As a veteran of organized labor and the leader of a foundation that champions workers’ rights, we both recognized the players’ cause as our own and were proud to follow their courageous lead, respectively helping fund and found Advocates for Minor Leaguers. With funding from the Ford Foundation and seed money from the MLBPA, the nonprofit hired an executive director, a Spanish-speaking organizer to facilitate player outreach, and a communications director to amplify their stories. Advocates appeared in news coverage and organized protests, raising awareness and generating public sympathy; then, with fans and Major League players in their corner, they finally shifted the balance of power and won union recognition. At a critical moment, the MLBPA entered the picture, throwing its weight and resources into organizing the Minor League players into the MLBPA, making MLBPA their exclusive representative.
As a result, Minor League salaries have doubled and tripled in many cases, fairer meal and transportation standards have been negotiated, and some Minor Leaguers now have access to their own bedrooms while on the road, while players with spouses and children receive special accommodations.
While Minor League Baseball’s move towards unionization played out in dugouts and on diamonds, similar stories are unfolding in kitchens, on farms, and throughout countless other workplaces across America. Whether or not we directly interact with these workers, we all benefit from their labor, and we all bear a responsibility to use whatever power and privilege we hold—our dollars as funders and consumers, our attention, our advocacy—on their behalf.

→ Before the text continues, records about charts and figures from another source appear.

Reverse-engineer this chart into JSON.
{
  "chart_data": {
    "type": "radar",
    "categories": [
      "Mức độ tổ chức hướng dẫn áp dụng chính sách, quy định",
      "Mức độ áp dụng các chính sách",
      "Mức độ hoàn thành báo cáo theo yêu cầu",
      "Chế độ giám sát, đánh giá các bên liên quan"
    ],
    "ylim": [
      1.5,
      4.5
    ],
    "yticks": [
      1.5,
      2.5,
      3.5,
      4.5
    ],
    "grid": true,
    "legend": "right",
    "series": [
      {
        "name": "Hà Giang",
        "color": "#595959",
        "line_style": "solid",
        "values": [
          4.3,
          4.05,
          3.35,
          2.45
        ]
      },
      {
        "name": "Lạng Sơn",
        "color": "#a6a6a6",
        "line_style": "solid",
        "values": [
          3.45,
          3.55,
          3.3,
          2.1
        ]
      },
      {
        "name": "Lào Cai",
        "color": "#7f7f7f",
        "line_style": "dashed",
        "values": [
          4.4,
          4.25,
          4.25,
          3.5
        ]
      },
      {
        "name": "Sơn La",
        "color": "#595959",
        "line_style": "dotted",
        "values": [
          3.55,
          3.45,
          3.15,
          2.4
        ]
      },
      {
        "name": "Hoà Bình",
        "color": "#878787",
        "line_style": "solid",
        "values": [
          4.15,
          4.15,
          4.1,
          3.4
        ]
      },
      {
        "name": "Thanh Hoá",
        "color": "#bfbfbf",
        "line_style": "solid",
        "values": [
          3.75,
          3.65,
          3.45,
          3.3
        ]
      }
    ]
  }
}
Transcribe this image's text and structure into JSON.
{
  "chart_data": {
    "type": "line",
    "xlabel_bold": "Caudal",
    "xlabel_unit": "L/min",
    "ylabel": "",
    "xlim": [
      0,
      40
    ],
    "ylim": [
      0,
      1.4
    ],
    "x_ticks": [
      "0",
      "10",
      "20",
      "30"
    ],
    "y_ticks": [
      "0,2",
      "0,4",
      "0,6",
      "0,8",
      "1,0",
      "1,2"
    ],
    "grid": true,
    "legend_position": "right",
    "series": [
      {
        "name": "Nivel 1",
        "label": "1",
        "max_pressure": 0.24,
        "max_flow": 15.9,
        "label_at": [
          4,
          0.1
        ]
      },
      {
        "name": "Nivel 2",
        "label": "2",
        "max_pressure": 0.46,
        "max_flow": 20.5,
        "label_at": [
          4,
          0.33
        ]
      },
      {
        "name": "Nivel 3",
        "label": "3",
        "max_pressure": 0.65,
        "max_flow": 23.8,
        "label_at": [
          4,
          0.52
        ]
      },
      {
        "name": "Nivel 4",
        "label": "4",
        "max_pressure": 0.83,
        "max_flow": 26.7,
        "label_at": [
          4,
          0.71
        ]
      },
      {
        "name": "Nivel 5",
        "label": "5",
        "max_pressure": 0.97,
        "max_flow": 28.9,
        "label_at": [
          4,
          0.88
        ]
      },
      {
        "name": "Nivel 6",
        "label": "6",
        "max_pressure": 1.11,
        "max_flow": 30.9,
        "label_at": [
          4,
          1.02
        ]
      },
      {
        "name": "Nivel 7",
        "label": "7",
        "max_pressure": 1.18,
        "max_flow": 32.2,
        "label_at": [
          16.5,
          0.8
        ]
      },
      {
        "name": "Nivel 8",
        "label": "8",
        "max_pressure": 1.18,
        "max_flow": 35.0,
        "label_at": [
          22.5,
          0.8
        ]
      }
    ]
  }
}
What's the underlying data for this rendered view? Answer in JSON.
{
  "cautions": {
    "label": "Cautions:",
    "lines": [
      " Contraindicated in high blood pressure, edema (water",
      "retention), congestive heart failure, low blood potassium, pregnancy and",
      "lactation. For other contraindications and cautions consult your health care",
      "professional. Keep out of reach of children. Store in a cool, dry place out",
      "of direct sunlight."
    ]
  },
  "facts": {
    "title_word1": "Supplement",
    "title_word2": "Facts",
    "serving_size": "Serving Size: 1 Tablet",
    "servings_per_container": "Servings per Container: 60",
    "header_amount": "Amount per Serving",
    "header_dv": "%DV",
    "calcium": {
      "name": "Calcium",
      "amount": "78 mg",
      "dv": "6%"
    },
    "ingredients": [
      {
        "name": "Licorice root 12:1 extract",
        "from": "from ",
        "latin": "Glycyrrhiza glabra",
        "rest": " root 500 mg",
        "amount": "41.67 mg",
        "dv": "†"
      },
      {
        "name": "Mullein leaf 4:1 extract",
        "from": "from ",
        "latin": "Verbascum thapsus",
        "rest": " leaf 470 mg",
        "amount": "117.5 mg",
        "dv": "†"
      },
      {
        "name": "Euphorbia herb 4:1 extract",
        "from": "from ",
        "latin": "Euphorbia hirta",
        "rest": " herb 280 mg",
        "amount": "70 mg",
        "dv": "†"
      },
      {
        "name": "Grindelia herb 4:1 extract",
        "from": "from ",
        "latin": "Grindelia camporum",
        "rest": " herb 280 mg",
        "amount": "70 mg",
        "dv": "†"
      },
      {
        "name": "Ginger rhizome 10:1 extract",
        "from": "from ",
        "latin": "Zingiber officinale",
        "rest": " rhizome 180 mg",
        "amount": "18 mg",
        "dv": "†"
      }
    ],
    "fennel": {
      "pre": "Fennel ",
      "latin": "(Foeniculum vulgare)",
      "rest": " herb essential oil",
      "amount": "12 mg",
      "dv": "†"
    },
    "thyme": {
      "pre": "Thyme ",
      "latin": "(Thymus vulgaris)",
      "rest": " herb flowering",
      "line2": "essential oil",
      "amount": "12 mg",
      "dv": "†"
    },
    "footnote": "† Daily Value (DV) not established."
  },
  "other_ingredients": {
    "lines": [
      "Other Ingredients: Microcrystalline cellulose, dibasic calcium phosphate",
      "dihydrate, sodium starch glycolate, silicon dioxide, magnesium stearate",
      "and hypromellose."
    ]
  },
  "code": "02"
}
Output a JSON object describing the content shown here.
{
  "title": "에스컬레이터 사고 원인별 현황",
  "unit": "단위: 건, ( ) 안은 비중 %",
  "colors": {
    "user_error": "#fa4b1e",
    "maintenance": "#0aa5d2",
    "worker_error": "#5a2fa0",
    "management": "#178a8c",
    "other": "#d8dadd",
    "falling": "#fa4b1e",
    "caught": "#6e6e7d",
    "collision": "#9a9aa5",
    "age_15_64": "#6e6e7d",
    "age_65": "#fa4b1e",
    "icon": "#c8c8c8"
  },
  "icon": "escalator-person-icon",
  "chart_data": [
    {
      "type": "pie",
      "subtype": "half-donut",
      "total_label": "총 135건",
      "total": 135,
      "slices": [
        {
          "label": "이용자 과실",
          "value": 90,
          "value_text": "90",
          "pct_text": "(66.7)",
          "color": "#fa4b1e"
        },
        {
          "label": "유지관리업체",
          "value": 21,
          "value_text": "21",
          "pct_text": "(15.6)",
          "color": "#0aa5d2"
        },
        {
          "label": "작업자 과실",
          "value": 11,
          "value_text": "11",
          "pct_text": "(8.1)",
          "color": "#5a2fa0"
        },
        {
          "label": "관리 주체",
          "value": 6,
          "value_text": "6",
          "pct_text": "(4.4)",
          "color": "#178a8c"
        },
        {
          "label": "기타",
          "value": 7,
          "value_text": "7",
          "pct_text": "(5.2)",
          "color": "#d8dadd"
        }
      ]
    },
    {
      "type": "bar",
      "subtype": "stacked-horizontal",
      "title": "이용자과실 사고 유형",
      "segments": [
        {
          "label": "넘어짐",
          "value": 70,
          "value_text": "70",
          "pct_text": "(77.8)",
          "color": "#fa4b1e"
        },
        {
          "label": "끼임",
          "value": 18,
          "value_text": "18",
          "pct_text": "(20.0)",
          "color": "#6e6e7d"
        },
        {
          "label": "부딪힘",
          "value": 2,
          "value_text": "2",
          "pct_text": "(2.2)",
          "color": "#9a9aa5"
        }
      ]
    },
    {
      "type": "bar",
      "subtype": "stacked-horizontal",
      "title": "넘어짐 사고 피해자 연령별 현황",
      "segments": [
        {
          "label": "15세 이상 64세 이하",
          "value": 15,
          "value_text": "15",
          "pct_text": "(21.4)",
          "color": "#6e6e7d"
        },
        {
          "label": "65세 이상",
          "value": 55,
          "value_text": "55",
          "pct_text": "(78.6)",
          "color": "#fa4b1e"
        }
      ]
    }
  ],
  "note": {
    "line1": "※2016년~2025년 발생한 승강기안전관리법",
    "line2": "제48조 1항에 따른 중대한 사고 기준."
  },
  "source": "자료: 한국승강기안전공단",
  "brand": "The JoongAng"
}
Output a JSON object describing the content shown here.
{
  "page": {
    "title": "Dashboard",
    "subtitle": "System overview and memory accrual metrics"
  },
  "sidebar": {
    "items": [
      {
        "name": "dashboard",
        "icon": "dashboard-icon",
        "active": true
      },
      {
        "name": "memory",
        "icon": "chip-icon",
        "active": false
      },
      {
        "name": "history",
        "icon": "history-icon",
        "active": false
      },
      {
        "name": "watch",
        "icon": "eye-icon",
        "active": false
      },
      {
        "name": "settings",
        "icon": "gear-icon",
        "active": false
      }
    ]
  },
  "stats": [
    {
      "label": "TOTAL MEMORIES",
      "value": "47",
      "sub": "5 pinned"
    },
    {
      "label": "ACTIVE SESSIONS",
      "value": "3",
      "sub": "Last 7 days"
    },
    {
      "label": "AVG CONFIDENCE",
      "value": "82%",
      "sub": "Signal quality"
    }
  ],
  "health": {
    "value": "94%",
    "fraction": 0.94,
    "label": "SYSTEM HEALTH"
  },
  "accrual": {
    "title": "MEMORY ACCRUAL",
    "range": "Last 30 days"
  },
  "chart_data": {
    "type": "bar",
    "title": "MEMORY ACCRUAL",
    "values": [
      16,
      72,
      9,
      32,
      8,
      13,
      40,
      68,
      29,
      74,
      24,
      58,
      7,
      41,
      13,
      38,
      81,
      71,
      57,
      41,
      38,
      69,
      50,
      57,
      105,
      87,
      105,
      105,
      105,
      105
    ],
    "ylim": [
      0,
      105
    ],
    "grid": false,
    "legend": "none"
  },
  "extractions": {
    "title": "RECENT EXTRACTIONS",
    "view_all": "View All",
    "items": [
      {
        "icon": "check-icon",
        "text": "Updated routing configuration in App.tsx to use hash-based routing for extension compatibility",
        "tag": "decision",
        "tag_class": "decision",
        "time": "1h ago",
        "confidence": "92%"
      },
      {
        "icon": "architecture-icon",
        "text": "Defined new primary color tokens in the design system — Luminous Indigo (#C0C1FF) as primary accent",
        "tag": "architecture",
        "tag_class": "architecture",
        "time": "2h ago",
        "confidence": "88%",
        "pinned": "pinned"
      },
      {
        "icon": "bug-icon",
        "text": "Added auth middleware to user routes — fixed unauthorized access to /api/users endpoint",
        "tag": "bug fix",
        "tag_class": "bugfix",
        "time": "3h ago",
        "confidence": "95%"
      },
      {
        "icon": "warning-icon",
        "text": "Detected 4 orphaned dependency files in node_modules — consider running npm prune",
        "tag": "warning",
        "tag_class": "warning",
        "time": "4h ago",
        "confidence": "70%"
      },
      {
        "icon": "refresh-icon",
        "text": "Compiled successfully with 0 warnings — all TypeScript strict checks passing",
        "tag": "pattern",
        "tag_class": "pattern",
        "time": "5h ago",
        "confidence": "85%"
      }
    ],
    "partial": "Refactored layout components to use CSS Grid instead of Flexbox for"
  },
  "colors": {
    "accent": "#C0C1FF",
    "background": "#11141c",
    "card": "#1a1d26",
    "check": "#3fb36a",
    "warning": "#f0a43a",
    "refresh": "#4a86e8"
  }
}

In baseball, we see a blueprint for recognizing injustice and building coalitions to correct it—for listening to workers and following their lead, amplifying their voices, and joining in the fight for a just economy that honors their dignity and values their contributions.
The Minor Leaguers won a major victory that can make the dream of playing in the big leagues more sustainable to hold onto, but their work goes on, and so does ours. While they continue to push for better conditions, they also took an unprecedented step: offering to return unused funds they received from the Ford Foundation. The players wanted to pay forward the support they received, recognizing that others need it even more. So this baseball season and beyond, let’s all take a signal from these courageous leaders and build a fairer economy that works for everyone.
Darren Walker is the president of the Ford Foundation, and Bill Fletcher Jr. is a founder of Advocates for Minor Leaguers.